Campaigners claimed that the rise in the age at which women start to receive their state pension discriminated against women because they were given insufficient time to make alternative retirement arrangements.
Under the Pensions Act 1995, the government decided that the pension ages of both men and women would be equalised at 65 by 2020. The Pensions Act 2011 accelerated the plan with the state pension age (SPA) for women reaching 63 by 2017 and 65 by 2018. By 2020, the SPA will be 66 for men and women, and 67 by 2028.
In June campaign group Backto60 took the Department for Work and Pensions to the High Court, claiming that the government should repay pensions to people born in the 1950s, who would now be coming up to SPA but in many cases will have to wait, or be unable to retire.
Around 3.8 million women were affected, with some missing out on more than £40,000.
However the High Court judges dismissed their claim on all counts. In a summary of the decision they said: “There was no direct discrimination on grounds of sex, because this legislation does not treat women less favourably than men in law, rather it equalises a historic asymmetry between men and women and thereby corrects historic direct discrimination against men”.
The court also rejected the claim that the pension change was age discrimination, because the measure was not “manifestly without reasonable foundation”.
Furthermore the judges rejected the claimants’ arguments that they had received insufficient notice.
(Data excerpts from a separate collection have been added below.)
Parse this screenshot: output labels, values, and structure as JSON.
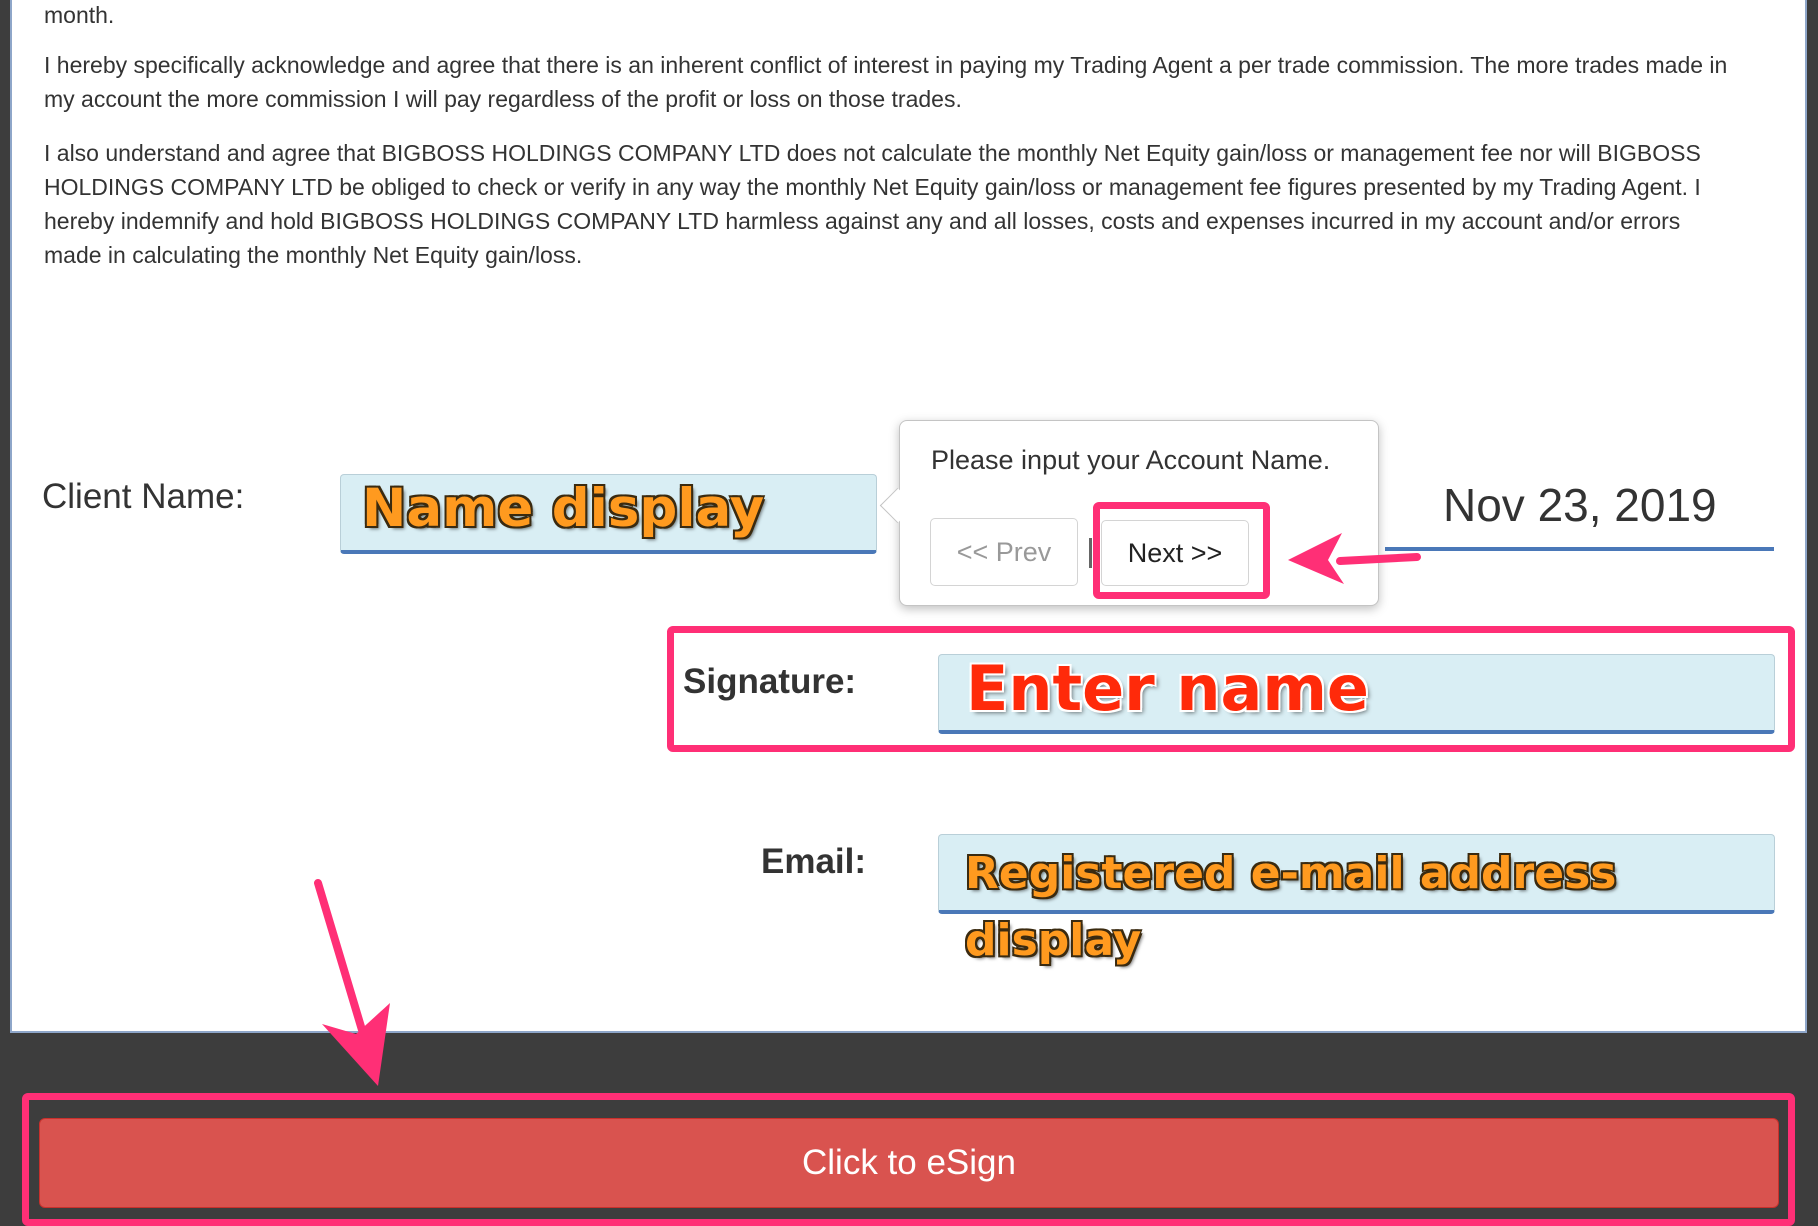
{
  "document": {
    "paragraphs": [
      "month.",
      "I hereby specifically acknowledge and agree that there is an inherent conflict of interest in paying my Trading Agent a per trade commission. The more trades made in my account the more commission I will pay regardless of the profit or loss on those trades.",
      "I also understand and agree that BIGBOSS HOLDINGS COMPANY LTD does not calculate the monthly Net Equity gain/loss or management fee nor will BIGBOSS HOLDINGS COMPANY LTD be obliged to check or verify in any way the monthly Net Equity gain/loss or management fee figures presented by my Trading Agent. I hereby indemnify and hold BIGBOSS HOLDINGS COMPANY LTD harmless against any and all losses, costs and expenses incurred in my account and/or errors made in calculating the monthly Net Equity gain/loss."
    ]
  },
  "form": {
    "client_name_label": "Client Name:",
    "date": "Nov 23, 2019",
    "signature_label": "Signature:",
    "email_label": "Email:"
  },
  "popover": {
    "message": "Please input your Account Name.",
    "prev_label": "<< Prev",
    "next_label": "Next >>"
  },
  "annotations": {
    "name_display": "Name display",
    "enter_name": "Enter name",
    "email_display_line1": "Registered e-mail address",
    "email_display_line2": "display"
  },
  "footer": {
    "esign_label": "Click to eSign"
  },
  "colors": {
    "highlight": "#ff2f76",
    "esign_button": "#d9534f",
    "input_background": "#d9eef4",
    "input_underline": "#4a78b8",
    "annotation_orange": "#ff9a1f",
    "annotation_red": "#ff2a0a"
  },
  "icons": [
    "arrow-to-next-button-icon",
    "arrow-to-esign-button-icon"
  ]
}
The claimants had no legitimate expectation that the government would not alter the SPA without prior consultation and, in any event, “it was clear that successive governments had engaged in extensive consultation with a wide spread of interested bodies before the legislation was introduced,” said the summary.
We are saddened by the stories we read in the evidence lodged by the claimants. But our role as judges in this case is limited” – High Court judgment
In conclusion Lord Justice Irwin and Mrs Justice Whipple said: “We are saddened by the stories we read in the evidence lodged by the claimants. But our role as judges in this case is limited. There is no basis for concluding that the policy choices reflected in this legislation were not open to government.
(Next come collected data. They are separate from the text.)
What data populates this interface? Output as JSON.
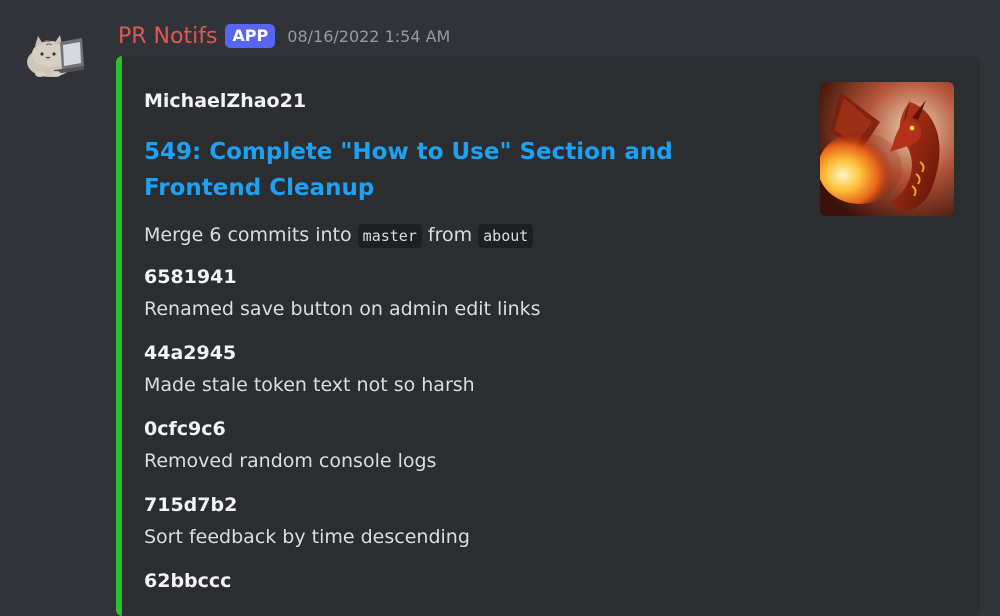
{
  "message": {
    "username": "PR Notifs",
    "tag": "APP",
    "timestamp": "08/16/2022 1:54 AM",
    "avatar_icon": "pusheen-cat-laptop-icon"
  },
  "embed": {
    "accent_color": "#2bc02b",
    "author": "MichaelZhao21",
    "title": "549: Complete \"How to Use\" Section and Frontend Cleanup",
    "description": {
      "prefix": "Merge 6 commits into ",
      "target_branch": "master",
      "middle": " from ",
      "source_branch": "about"
    },
    "commits": [
      {
        "hash": "6581941",
        "message": "Renamed save button on admin edit links"
      },
      {
        "hash": "44a2945",
        "message": "Made stale token text not so harsh"
      },
      {
        "hash": "0cfc9c6",
        "message": "Removed random console logs"
      },
      {
        "hash": "715d7b2",
        "message": "Sort feedback by time descending"
      },
      {
        "hash": "62bbccc",
        "message": ""
      }
    ],
    "thumbnail": "fire-breathing-dragon-image"
  },
  "colors": {
    "background": "#313338",
    "embed_background": "#2b2d31",
    "username": "#e0584f",
    "app_tag": "#5865f2",
    "link": "#1ea1f2"
  }
}
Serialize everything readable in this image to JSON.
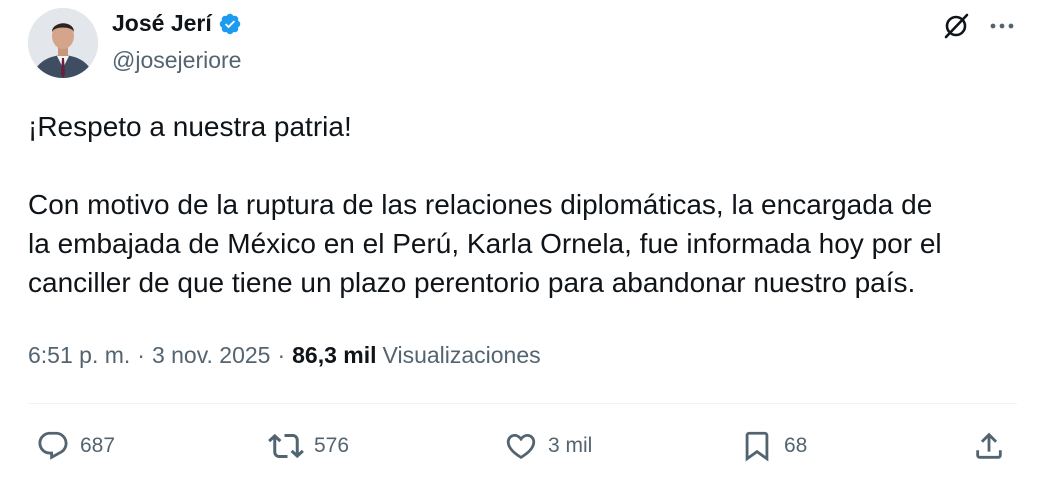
{
  "author": {
    "name": "José Jerí",
    "handle": "@josejeriore"
  },
  "tweet": {
    "lines_p1": [
      "¡Respeto a nuestra patria!"
    ],
    "lines_p2": [
      "Con motivo de la ruptura de las relaciones diplomáticas, la encargada de",
      "la embajada de México en el Perú, Karla Ornela, fue informada hoy por el",
      "canciller de que tiene un plazo perentorio para abandonar nuestro país."
    ]
  },
  "meta": {
    "time": "6:51 p. m.",
    "separator": "·",
    "date": "3 nov. 2025",
    "views_count": "86,3 mil",
    "views_label": "Visualizaciones"
  },
  "actions": {
    "replies": "687",
    "reposts": "576",
    "likes": "3 mil",
    "bookmarks": "68"
  },
  "icons": {
    "verified": "verified-badge-icon",
    "grok": "grok-icon",
    "more": "more-options-icon",
    "reply": "reply-icon",
    "repost": "repost-icon",
    "like": "heart-icon",
    "bookmark": "bookmark-icon",
    "share": "share-icon"
  },
  "colors": {
    "text": "#0f1419",
    "secondary": "#536471",
    "verified": "#1d9bf0",
    "divider": "#eff3f4"
  }
}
“We are satisfied that they were. In any event they were approved by Parliament. The wider issues raised by the claimants, about whether these choices were right or wrong or good or bad, are not for us; they are for members of the public and their elected representatives.”
BackTo60’s Joanne Welch said: “Many women did not find out about the changes to the pension rules until they went to get their pension or were finally sent an official letter 16 years after the changes were made, leaving them with no time to make alternative financial arrangements.”
“These are not women in their twenties who were ready for a fight: this battle turned women in their seventies into warriors.”
Backto60 said it was meeting with its legal team to consider the detailed reasons in the judgment to assess “how to progress these pressing issues further within the legal process”.
Unison general secretary Dave Prentis said: “This is a terrible blow for the millions of women who will have been hoping for a very different outcome today… It seems perverse that the Department for Work and Pensions had no obligation to inform these women of this significant change.
“But despite today’s decision women born in the 1950s will not give up their campaign to get back what they are rightly owed.”